I applied your patch, and disabled (by changing "#ifdef _WIN32" to "#if 0") the
effect of my own, so that the invalid assumption regarding Win32 DIR_SEPARATOR
is not corrected.  I now see:

 $ ./tut01-hello-world.exe
 internal compiler error: in make_tempdir_path_template, at
jit/jit-tempdir.c:73

 This application has requested the Runtime to terminate it in an unusual way.
 Please contact the application's support team for more information.

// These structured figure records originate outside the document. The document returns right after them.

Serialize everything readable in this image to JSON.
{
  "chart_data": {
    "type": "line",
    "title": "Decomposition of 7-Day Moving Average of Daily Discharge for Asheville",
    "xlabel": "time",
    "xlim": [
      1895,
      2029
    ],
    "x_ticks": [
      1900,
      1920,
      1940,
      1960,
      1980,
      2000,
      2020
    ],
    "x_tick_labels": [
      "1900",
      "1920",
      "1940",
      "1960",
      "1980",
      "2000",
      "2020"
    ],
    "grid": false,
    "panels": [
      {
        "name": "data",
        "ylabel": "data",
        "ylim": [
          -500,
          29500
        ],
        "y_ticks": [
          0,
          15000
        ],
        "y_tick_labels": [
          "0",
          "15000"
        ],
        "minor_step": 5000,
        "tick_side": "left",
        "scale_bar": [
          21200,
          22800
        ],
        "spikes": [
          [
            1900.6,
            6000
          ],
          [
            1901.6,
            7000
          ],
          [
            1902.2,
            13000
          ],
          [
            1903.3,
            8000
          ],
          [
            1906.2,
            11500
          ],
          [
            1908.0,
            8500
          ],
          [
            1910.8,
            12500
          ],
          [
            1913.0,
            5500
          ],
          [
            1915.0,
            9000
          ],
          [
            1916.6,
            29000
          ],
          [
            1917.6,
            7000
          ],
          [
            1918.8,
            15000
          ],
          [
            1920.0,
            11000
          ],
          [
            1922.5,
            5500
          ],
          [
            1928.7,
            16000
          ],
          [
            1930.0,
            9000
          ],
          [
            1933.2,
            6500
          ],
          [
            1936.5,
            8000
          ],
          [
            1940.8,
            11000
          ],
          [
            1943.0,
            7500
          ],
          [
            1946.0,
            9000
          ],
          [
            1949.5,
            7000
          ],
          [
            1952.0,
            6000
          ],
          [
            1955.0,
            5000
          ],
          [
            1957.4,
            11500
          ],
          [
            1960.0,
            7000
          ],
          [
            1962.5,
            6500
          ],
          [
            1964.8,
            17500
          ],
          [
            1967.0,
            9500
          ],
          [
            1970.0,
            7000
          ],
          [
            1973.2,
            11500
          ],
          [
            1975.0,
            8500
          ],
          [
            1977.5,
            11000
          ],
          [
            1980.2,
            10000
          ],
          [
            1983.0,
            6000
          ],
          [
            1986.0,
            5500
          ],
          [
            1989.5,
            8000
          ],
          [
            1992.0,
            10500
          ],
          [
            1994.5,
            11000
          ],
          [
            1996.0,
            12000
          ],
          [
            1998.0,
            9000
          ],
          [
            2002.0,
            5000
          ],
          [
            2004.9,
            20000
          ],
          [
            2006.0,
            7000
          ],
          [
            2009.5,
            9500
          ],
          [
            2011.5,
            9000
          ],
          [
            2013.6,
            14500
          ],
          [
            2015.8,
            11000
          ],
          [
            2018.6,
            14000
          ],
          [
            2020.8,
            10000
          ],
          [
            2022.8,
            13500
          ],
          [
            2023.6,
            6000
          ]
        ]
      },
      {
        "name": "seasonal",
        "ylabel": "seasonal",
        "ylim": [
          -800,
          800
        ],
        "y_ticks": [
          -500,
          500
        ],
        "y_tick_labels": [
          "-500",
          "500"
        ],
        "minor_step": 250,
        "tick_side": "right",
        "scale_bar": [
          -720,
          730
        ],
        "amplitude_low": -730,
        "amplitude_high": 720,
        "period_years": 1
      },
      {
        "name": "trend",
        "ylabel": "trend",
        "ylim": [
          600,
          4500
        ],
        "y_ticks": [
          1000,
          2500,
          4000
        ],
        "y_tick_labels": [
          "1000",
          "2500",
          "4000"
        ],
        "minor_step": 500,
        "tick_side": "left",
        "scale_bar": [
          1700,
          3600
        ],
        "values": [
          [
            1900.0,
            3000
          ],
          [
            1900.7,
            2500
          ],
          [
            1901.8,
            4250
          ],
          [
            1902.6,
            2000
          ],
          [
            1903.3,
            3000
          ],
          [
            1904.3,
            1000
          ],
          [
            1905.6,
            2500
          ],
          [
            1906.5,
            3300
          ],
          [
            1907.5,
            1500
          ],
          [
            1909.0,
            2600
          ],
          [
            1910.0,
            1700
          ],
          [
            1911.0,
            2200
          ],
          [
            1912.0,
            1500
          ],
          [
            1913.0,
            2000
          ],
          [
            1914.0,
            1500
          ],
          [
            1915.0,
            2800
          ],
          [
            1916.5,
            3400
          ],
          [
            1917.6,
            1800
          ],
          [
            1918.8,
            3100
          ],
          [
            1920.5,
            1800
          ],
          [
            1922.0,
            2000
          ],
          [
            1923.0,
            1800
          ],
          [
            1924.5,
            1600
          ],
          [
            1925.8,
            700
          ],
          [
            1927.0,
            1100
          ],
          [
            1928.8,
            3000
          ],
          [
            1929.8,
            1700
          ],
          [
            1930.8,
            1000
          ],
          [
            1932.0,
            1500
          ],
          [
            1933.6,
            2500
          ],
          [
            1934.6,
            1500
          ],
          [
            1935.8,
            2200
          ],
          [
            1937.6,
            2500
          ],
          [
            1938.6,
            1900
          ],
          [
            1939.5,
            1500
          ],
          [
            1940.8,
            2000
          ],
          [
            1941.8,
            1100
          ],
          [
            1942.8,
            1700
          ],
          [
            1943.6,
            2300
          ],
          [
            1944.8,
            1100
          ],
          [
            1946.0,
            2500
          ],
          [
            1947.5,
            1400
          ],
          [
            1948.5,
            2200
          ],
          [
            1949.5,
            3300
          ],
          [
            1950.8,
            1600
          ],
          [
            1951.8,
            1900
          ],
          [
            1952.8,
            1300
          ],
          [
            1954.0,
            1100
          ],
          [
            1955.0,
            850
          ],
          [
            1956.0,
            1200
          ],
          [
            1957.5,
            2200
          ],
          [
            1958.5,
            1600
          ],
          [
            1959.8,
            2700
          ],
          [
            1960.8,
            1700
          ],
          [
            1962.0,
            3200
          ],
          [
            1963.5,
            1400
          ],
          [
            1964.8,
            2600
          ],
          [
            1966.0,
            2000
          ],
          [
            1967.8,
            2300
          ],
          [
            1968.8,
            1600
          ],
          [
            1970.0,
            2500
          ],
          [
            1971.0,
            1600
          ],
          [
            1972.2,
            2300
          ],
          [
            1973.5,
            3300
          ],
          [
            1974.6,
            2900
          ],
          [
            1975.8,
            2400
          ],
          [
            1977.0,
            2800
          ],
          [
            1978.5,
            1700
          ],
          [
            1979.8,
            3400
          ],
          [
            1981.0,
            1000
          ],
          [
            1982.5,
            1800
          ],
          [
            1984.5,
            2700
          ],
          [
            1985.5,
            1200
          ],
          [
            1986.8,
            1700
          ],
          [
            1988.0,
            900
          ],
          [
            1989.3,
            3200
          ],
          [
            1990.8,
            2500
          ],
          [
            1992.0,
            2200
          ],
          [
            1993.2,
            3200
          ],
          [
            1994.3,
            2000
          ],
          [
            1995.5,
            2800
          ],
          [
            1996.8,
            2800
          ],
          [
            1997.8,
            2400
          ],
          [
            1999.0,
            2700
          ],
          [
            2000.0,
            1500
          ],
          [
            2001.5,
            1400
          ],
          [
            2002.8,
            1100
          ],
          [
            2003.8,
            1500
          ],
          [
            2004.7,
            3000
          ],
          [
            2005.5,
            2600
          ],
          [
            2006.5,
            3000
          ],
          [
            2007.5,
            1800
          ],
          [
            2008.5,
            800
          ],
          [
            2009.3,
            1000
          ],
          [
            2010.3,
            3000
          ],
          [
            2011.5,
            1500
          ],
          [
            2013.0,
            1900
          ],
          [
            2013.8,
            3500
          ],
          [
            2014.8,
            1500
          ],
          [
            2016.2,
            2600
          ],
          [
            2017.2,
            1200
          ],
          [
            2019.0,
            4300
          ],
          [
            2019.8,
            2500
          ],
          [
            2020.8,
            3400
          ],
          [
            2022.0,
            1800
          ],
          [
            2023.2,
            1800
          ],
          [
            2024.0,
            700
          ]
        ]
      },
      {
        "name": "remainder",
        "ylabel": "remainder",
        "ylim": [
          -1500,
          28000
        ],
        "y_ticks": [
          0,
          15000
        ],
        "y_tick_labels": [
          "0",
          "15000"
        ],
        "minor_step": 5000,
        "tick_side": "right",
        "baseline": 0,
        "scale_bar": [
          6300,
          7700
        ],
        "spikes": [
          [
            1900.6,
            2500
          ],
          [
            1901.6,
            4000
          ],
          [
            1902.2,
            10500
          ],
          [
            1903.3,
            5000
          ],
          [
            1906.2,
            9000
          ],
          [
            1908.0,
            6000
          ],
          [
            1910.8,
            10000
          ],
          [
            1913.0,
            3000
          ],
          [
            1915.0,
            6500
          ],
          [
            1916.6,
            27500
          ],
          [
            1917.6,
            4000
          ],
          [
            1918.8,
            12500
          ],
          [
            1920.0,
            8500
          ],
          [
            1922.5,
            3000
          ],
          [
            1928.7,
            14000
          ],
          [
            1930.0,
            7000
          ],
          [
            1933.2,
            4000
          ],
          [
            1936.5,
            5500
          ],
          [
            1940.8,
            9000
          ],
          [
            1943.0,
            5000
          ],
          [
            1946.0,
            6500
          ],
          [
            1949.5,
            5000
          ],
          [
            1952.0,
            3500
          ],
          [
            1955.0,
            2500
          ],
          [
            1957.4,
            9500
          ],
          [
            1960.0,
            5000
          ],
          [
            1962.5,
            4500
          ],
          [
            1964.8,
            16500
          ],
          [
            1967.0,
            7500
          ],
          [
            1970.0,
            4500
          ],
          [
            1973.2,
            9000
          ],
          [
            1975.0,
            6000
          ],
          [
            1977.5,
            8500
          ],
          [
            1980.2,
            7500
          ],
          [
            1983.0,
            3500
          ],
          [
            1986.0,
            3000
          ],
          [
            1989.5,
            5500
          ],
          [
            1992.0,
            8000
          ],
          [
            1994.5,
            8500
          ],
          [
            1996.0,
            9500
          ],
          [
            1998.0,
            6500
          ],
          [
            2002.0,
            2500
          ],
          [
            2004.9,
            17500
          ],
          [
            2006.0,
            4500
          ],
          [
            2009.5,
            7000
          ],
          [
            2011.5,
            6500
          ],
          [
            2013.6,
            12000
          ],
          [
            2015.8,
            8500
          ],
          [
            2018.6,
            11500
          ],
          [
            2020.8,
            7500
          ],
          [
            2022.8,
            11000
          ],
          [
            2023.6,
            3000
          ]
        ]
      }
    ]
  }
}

so all looks good, thanks.  Just one residual irritation: after displaying this
error message, in the console, MS-Windows pops up a dialogue box to tell me
that the program has stopped working, and invites me to (pointlessly) forward
an error report to Microsoft, before finally terminating the process.  Just
another annoying Windows feature, which I don't know how to circumvent, short
of hacking the registry, and the control panel settings, to disable Windows
error reporting altogether.

BTW, you may wish to consider the patches, which I have attached to:

 https://osdn.net/projects/mingw/ticket/41070

They do help those building libgccjit for MS-Windows.